Vision + Action = Watch It Happen !!

Street Fair Survives, Expands


The festival was started in a blighted neighborhood.

By CAROLE HAWKINS, Times-Union correspondent

WAYCROSS - There's a leader from the African-American community who keeps telling people, "Yes we can!" But this one isn't running for president. Five years ago people told Carlos Nelson, director of the Waycross-Ware County Drug Action Council, he was crazy to launch the Oak Street Festival in a blighted neighborhood most had written off. But today the Oak Street Festival has survived and, by some measures, thrived. "People said to us, 'You can't do anything with that neighborhood, it's too far gone,'" said Nelson. "But it's not. We're 100 years ahead of where we were five years ago." The street fair that began with 20 vendors and one or two music groups has grown to double the size and now supports a day's worth of entertainers and a crowd of 5,000.

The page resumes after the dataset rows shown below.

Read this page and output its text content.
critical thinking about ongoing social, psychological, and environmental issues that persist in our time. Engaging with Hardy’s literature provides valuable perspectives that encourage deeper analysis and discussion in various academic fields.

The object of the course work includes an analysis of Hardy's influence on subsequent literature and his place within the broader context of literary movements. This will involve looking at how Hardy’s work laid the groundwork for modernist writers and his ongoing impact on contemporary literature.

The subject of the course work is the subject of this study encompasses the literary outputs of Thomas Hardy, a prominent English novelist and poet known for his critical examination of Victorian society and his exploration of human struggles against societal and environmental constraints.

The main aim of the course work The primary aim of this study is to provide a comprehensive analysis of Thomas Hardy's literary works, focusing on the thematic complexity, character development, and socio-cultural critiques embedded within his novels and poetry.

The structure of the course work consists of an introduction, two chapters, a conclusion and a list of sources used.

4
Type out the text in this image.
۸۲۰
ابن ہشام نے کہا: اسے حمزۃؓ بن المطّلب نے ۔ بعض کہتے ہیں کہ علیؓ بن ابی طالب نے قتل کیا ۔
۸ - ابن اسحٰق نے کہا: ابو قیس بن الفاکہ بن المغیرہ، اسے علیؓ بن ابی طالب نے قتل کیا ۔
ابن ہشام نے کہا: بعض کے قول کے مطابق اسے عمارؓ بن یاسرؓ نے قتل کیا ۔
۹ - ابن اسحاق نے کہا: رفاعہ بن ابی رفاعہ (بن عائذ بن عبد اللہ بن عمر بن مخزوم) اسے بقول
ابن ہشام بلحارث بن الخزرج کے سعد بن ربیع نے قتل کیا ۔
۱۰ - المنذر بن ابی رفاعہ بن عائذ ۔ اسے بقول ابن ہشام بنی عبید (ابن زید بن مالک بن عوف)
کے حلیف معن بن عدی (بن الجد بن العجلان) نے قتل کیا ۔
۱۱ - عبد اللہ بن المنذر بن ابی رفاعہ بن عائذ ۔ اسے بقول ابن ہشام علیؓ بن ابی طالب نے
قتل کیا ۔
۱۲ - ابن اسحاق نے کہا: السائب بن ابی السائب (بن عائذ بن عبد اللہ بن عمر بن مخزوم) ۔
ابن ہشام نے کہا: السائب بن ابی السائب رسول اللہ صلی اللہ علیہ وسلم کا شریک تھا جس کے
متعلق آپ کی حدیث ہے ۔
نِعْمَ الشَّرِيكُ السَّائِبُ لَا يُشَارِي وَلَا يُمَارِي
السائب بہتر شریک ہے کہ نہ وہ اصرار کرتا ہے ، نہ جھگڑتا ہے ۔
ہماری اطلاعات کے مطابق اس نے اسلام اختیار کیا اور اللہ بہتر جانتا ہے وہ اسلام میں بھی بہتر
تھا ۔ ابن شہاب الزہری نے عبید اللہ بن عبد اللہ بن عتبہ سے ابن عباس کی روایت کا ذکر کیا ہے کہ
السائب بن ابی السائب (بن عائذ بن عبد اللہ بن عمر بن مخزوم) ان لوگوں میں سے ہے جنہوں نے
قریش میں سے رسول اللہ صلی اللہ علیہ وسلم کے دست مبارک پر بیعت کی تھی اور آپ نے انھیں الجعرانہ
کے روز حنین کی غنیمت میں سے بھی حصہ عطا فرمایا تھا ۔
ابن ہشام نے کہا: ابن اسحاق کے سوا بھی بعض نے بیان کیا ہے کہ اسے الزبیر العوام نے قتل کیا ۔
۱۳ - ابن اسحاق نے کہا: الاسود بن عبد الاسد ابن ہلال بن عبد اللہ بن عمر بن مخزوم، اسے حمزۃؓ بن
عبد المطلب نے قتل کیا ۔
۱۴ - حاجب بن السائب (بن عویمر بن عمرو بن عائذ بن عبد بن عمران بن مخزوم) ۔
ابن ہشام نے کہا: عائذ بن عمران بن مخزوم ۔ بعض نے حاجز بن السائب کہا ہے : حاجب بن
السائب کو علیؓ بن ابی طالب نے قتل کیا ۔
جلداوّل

Oak Street Festival returns this year on Saturday. All events will take place from 10 a.m. until 5 p.m. on the main stage at Oak Street and Folk Street. "People come from out of town and use this as a homecoming event," Nelson said. They plan vacations and class reunions for Center High, the former blacks-only high school that drew from neighboring counties in the days of segregation. The midday highlight for this year's festival will be a performance from a man with a blue, red and yellow painted face. A black living-history storyteller, Jamal Toure, revives the African tradition of the Djeli with his performance, Day Clean - The African Soul. In Africa the Djeli served as walking history textbooks for their people, much like bards were for Europeans in olden days. "We tell a history of African people that you haven't heard in classrooms," said Toure. "We show the connection between African people and those here in Coastal Georgia." Toure's format includes specific material on Geechee and Okefenokee history, but audience interaction guarantees no two stories ever come out the same. The rest of the entertainment lineup celebrates black heritage, with high-caliber performances that cut across cultural lines. The morning kicks off with the easy sounds of saxophonist Leon Mack and the Gitlo Blues Band, while the afternoon ushers in rousing gospel from Genesis, Born Free Ministries praise team and Elder Troy Jackson and the Jacksonettes. Teenagers will relate to mid-afternoon performances by Jacksonville's Church Boy, a rap music ministry, and the upbeat tunes from rock artists Rashon Medlock and Angela Smith.

Festival committee member Larry Gattis says the Oak Street Festival appeals to a larger audience than just African-Americans. "When it comes to good music, I'm color-blind," said Gattis, who is white. "For me, this is an opportunity to enjoy some real talented people and some good food." The festival is part of a larger initiative to turn around a neighborhood that has seen its fair share of decline.

City Commissioner William Simmons said boarded-up buildings and peeling paint weren't always part of Oak Street's scenery. Back in the '50s and '60s, during the days of racial segregation, it was a thriving black business district. "This street is important because it helps young people understand what we once had in this community," said Simmons, who is chairman of the Oak Street Festival Committee. "It tells them it's more than what you see in your lifetime." Once the street had bustled with doctors' and insurance offices, diners, motels, a cab station and a club. At the historic Carver Theater, The Temptations, Harlem Globetrotters and James Brown all performed. The Oak Street Festival is one way to reclaim the community's heritage, he said. "When people don't see their history, they don't have a sense of direction in their lives," said Simmons. "You have to know where you've been to know where you're going."